Singapore foreign minister K Shanmugam said the expansion of FOSS underscored the viability of the “small-state model”; in fact, FOSS has become a go-to platform in the UN for those canvassing support. FOSS’ role, he added, is to play thought leadership, catalyse ideas to contribute in global affairs, multilateral diplomacy, international security and development issues.
Out of FOSS has grown another similar strategy in 2009 called the Global Governance Group or 3G of small and medium-sized states. This new initiative, also led by Singapore, is to give voice to the many states unrepresented in the Group of 20 – a new but still exclusive force in international relations. In engaging it, the 3G keeps the G20 process linked to the UN multilateral framework.
The common thread in all these is the desire to strengthen the UN as the anchor of a stable, rule-based international system in which the world body plays its role in international crisis prevention and settlement of disputes. That is why small states are calling for what Mr Shanmugam referred to as “an improvement in the Security Council’s working methods” – a euphemism for a reform of the veto system which the P5 enjoys exclusively and unfairly.
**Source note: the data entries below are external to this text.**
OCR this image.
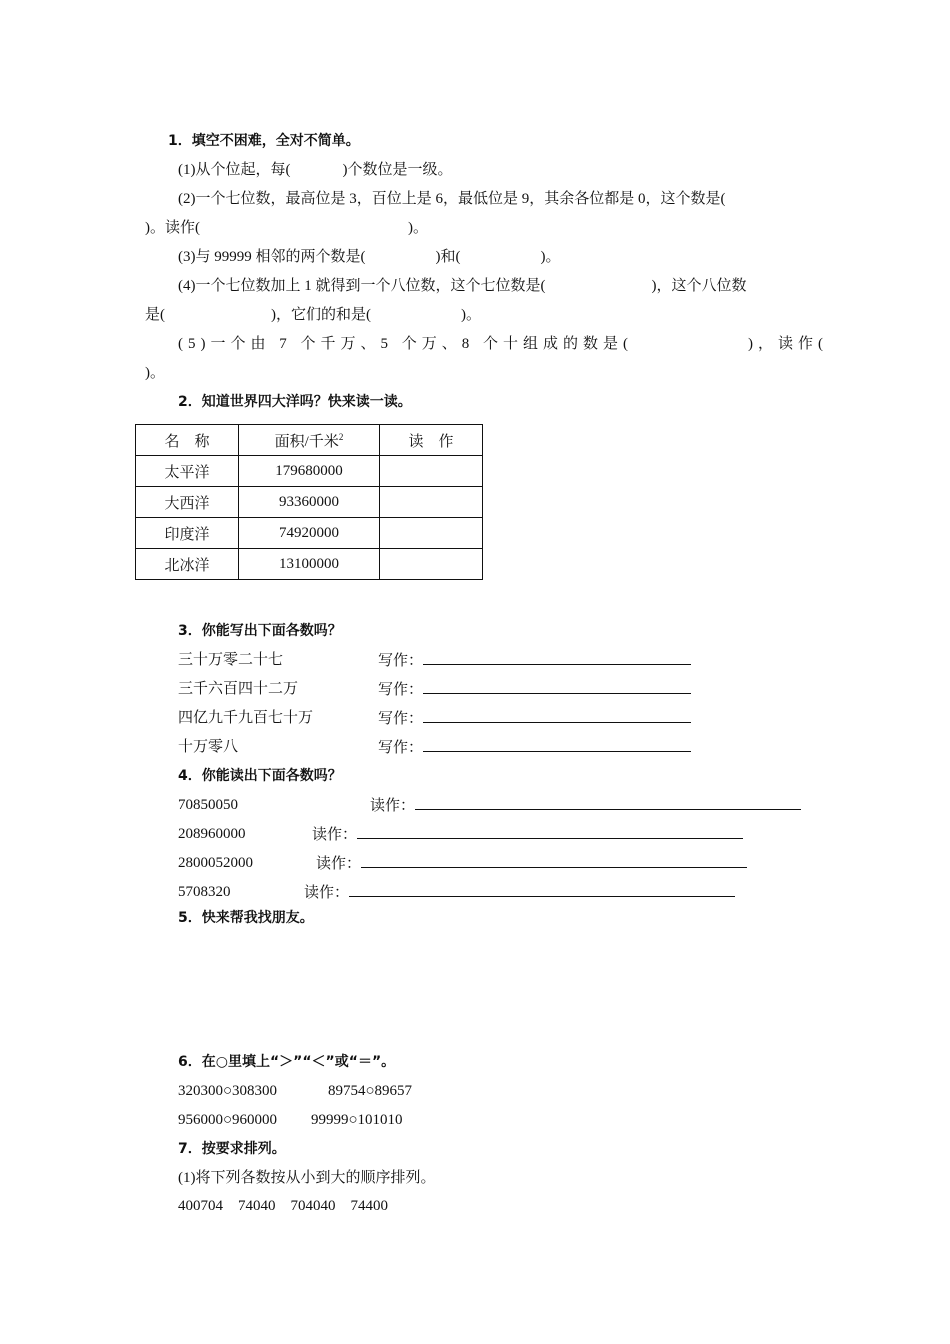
1．填空不困难，全对不简单。
(1)从个位起，每(	)个数位是一级。
(2)一个七位数，最高位是 3，百位上是 6，最低位是 9，其余各位都是 0，这个数是(
)。读作(	)。
(3)与 99999 相邻的两个数是(	)和(	)。
(4)一个七位数加上 1 就得到一个八位数，这个七位数是(	)，这个八位数
是(	)，它们的和是(	)。
(5)一个由 7 个千万、5 个万、8 个十组成的数是(	)，读作(
)。
2．知道世界四大洋吗？快来读一读。
名　称	面积/千米$^2$	读　作
太平洋	179680000	
大西洋	93360000	
印度洋	74920000	
北冰洋	13100000	
3．你能写出下面各数吗？
三十万零二十七	写作：
三千六百四十二万	写作：
四亿九千九百七十万	写作：
十万零八	写作：
4．你能读出下面各数吗？
70850050	读作：
208960000	读作：
2800052000	读作：
5708320	读作：
5．快来帮我找朋友。
6．在○里填上“＞”“＜”或“＝”。
320300○308300	89754○89657
956000○960000 99999○101010
7．按要求排列。
(1)将下列各数按从小到大的顺序排列。
400704　74040　704040　74400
Aside from sharing FOSS’ mission, the S5 has its genesis in the concept of the responsibility not to veto (RN2V). This idea in turn could be traced to a 2001 report to the UN which later gave rise to the principle of the responsibility to protect or R2P. The 2001 report by the International Commission on Intervention and State Sovereignty (ICISS) called for a restraint on the veto power of the Security Council. The push for such a reform, at least 20 years in the making, led to the emergence of the idea of RN2V. The core critique of the veto system is that it is draconian, opaque and tends to be abused in the name of power politics. The United States, for instance, has flexed its veto often, including in defence of Israel’s interests at the expense of a long-term resolution of the Middle East conflict.
The need for a restraint on the veto this time has become more critical given the stalemate over Syria. There is no sign that the UN paralysis over the Syria question is being overcome. With the major powers in the Security Council locked in conflicting positions, the international community may well need the small states to break the stalemate.
Yang Razali Kassim is a Senior Fellow with the S. Rajaratnam School of International Studies (RSIS), Nanyang Technological University where he also contributes to the RSIS Centre for Non Traditional Security (NTS) Studies.